Warning: Removed 4 rows containing missing values or values outside the scale range
(`geom_point()`).
# 2. GDP Growth Over Time by Country (Line Plot)long2_data %>%filter(series_name =="GDP_growth") %>%ggplot(aes(x = year, y = value, color = country_code)) +geom_line(size =1) +scale_x_continuous(breaks =2013:2023, labels =2013:2023) +labs(title ="GDP Growth Over Time by Country",x ="Year",y ="GDP Growth (%)",caption ="World Bank (2013–2023)" ) +theme_minimal()
Final Essay
Reflection
In this project, I explored how electricity production sources and economic performance (GDP growth) interact across eight countries from 2013 to 2023. The dataset, sourced from the World Bank, included seven key indicators ranging from electricity consumption and GDP growth to electricity production broken down by source (fossil, hydro, nuclear, renewables).
Data Cleaning:
The raw dataset required significant preprocessing:
Cleaned column names using janitor::clean_names()
Filtered out metadata rows beyond row 56 and removed invalid placeholders ("..")
Transformed the data to long format for easier plotting using pivot_longer()

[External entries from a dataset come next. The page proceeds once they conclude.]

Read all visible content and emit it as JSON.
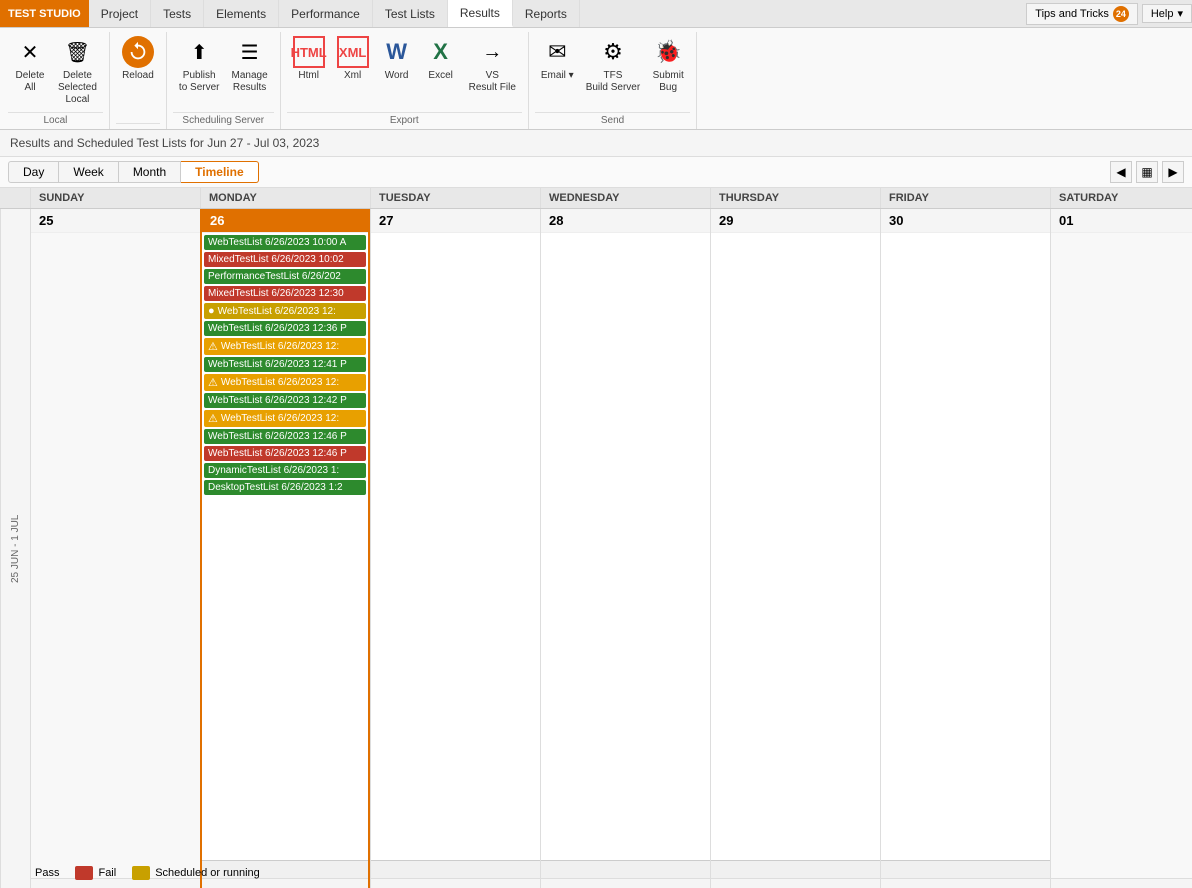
{
  "appTitle": "TEST STUDIO",
  "navTabs": [
    {
      "id": "project",
      "label": "Project",
      "active": false
    },
    {
      "id": "tests",
      "label": "Tests",
      "active": false
    },
    {
      "id": "elements",
      "label": "Elements",
      "active": false
    },
    {
      "id": "performance",
      "label": "Performance",
      "active": false
    },
    {
      "id": "testlists",
      "label": "Test Lists",
      "active": false
    },
    {
      "id": "results",
      "label": "Results",
      "active": true
    },
    {
      "id": "reports",
      "label": "Reports",
      "active": false
    }
  ],
  "topbarRight": {
    "tipsLabel": "Tips and Tricks",
    "tipsCount": "24",
    "helpLabel": "Help"
  },
  "ribbon": {
    "groups": [
      {
        "id": "local",
        "label": "Local",
        "items": [
          {
            "id": "delete-all",
            "label": "Delete\nAll",
            "icon": "✕",
            "type": "btn"
          },
          {
            "id": "delete-selected-local",
            "label": "Delete\nSelected\nLocal",
            "icon": "🗑",
            "type": "btn"
          }
        ]
      },
      {
        "id": "reload",
        "label": "",
        "items": [
          {
            "id": "reload",
            "label": "Reload",
            "icon": "↺",
            "type": "btn",
            "active": true
          }
        ]
      },
      {
        "id": "scheduling",
        "label": "Scheduling Server",
        "items": [
          {
            "id": "publish-to-server",
            "label": "Publish\nto Server",
            "icon": "↑",
            "type": "btn"
          },
          {
            "id": "manage-results",
            "label": "Manage\nResults",
            "icon": "☰",
            "type": "btn"
          }
        ]
      },
      {
        "id": "export",
        "label": "Export",
        "items": [
          {
            "id": "html",
            "label": "Html",
            "icon": "HTML",
            "type": "btn"
          },
          {
            "id": "xml",
            "label": "Xml",
            "icon": "XML",
            "type": "btn"
          },
          {
            "id": "word",
            "label": "Word",
            "icon": "W",
            "type": "btn"
          },
          {
            "id": "excel",
            "label": "Excel",
            "icon": "✕",
            "type": "btn"
          },
          {
            "id": "vs-result-file",
            "label": "VS\nResult File",
            "icon": "→",
            "type": "btn"
          }
        ]
      },
      {
        "id": "send",
        "label": "Send",
        "items": [
          {
            "id": "email",
            "label": "Email",
            "icon": "✉",
            "type": "btn"
          },
          {
            "id": "tfs-build-server",
            "label": "TFS\nBuild Server",
            "icon": "⚙",
            "type": "btn"
          },
          {
            "id": "submit-bug",
            "label": "Submit\nBug",
            "icon": "🐛",
            "type": "btn"
          }
        ]
      }
    ]
  },
  "resultsHeader": "Results and Scheduled Test Lists for Jun 27 - Jul 03, 2023",
  "viewButtons": [
    {
      "id": "day",
      "label": "Day",
      "active": false
    },
    {
      "id": "week",
      "label": "Week",
      "active": false
    },
    {
      "id": "month",
      "label": "Month",
      "active": false
    },
    {
      "id": "timeline",
      "label": "Timeline",
      "active": true
    }
  ],
  "calendar": {
    "weekLabel": "25 JUN - 1 JUL",
    "columns": [
      {
        "day": "SUNDAY",
        "date": "25",
        "today": false,
        "weekend": true,
        "events": []
      },
      {
        "day": "MONDAY",
        "date": "26",
        "today": true,
        "weekend": false,
        "events": [
          {
            "label": "WebTestList 6/26/2023 10:00 A",
            "type": "pass",
            "icon": ""
          },
          {
            "label": "MixedTestList 6/26/2023 10:02",
            "type": "fail",
            "icon": ""
          },
          {
            "label": "PerformanceTestList 6/26/202",
            "type": "pass",
            "icon": ""
          },
          {
            "label": "MixedTestList 6/26/2023 12:30",
            "type": "fail",
            "icon": ""
          },
          {
            "label": "WebTestList 6/26/2023 12:",
            "type": "running",
            "icon": "●"
          },
          {
            "label": "WebTestList 6/26/2023 12:36 P",
            "type": "pass",
            "icon": ""
          },
          {
            "label": "WebTestList 6/26/2023 12:",
            "type": "warn",
            "icon": "⚠"
          },
          {
            "label": "WebTestList 6/26/2023 12:41 P",
            "type": "pass",
            "icon": ""
          },
          {
            "label": "WebTestList 6/26/2023 12:",
            "type": "warn",
            "icon": "⚠"
          },
          {
            "label": "WebTestList 6/26/2023 12:42 P",
            "type": "pass",
            "icon": ""
          },
          {
            "label": "WebTestList 6/26/2023 12:",
            "type": "warn",
            "icon": "⚠"
          },
          {
            "label": "WebTestList 6/26/2023 12:46 P",
            "type": "pass",
            "icon": ""
          },
          {
            "label": "WebTestList 6/26/2023 12:46 P",
            "type": "fail",
            "icon": ""
          },
          {
            "label": "DynamicTestList 6/26/2023 1:",
            "type": "pass",
            "icon": ""
          },
          {
            "label": "DesktopTestList 6/26/2023 1:2",
            "type": "pass",
            "icon": ""
          }
        ]
      },
      {
        "day": "TUESDAY",
        "date": "27",
        "today": false,
        "weekend": false,
        "events": []
      },
      {
        "day": "WEDNESDAY",
        "date": "28",
        "today": false,
        "weekend": false,
        "events": []
      },
      {
        "day": "THURSDAY",
        "date": "29",
        "today": false,
        "weekend": false,
        "events": []
      },
      {
        "day": "FRIDAY",
        "date": "30",
        "today": false,
        "weekend": false,
        "events": []
      },
      {
        "day": "SATURDAY",
        "date": "01",
        "today": false,
        "weekend": true,
        "events": []
      }
    ]
  },
  "legend": [
    {
      "label": "Pass",
      "type": "pass"
    },
    {
      "label": "Fail",
      "type": "fail"
    },
    {
      "label": "Scheduled or running",
      "type": "scheduled"
    }
  ]
}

Removed NA values to maintain clean, interpretable visual outputs
Created a new dataset with a custom metric: the fossil dominance ratio (fossil / [fossil + hydro + nuclear])
Visualizations:
Plot 1: GDP Growth vs Fossil “Dominance” Ratio (Scatter) This plot revealed no consistent correlation between high fossil reliance and stronger or weaker GDP growth. Countries with both high and low fossil dominance showed a range of GDP outcomes. This suggests that fossil energy’s role in growth is neither uniformly beneficial nor economically harmful and is likely influenced by broader policy, innovation, or structural factors.
Plot 2: GDP Growth Over Time This line plot shows national GDP fluctuations across the decade. It contextualizes country performance and confirms that GDP growth is influenced by broader economic events (e.g., global recessions, pandemics, recoveries) more than energy mix alone.
Challenges
In terms of challenges, the first involved aligning time-series data across multiple countries while navigating a complex set of variables to establish a clear and insightful analytical direction. Secondly, the anture of this data base led to NA issues due to incomplete country records. Thirdly, interpreting percentage-based indicators vs per-capita values required attention. Finally, it is difficult to create a a meaningful comparison between energy mix and GDP without oversimplifying causality, specially for such a broad indicator like GDP.
Conclusion
The analysis shows that while changes in fossil energy usage are trackable, they do not directly dictate GDP outcomes in this dataset. Creating derived metrics like the fossil dominance ratio allowed for an insight into its lack of impact, and might help show that sustainable shifts do not inherently suppress growth. Perhaps shifts into sustainable production of energy will not have large economic impact.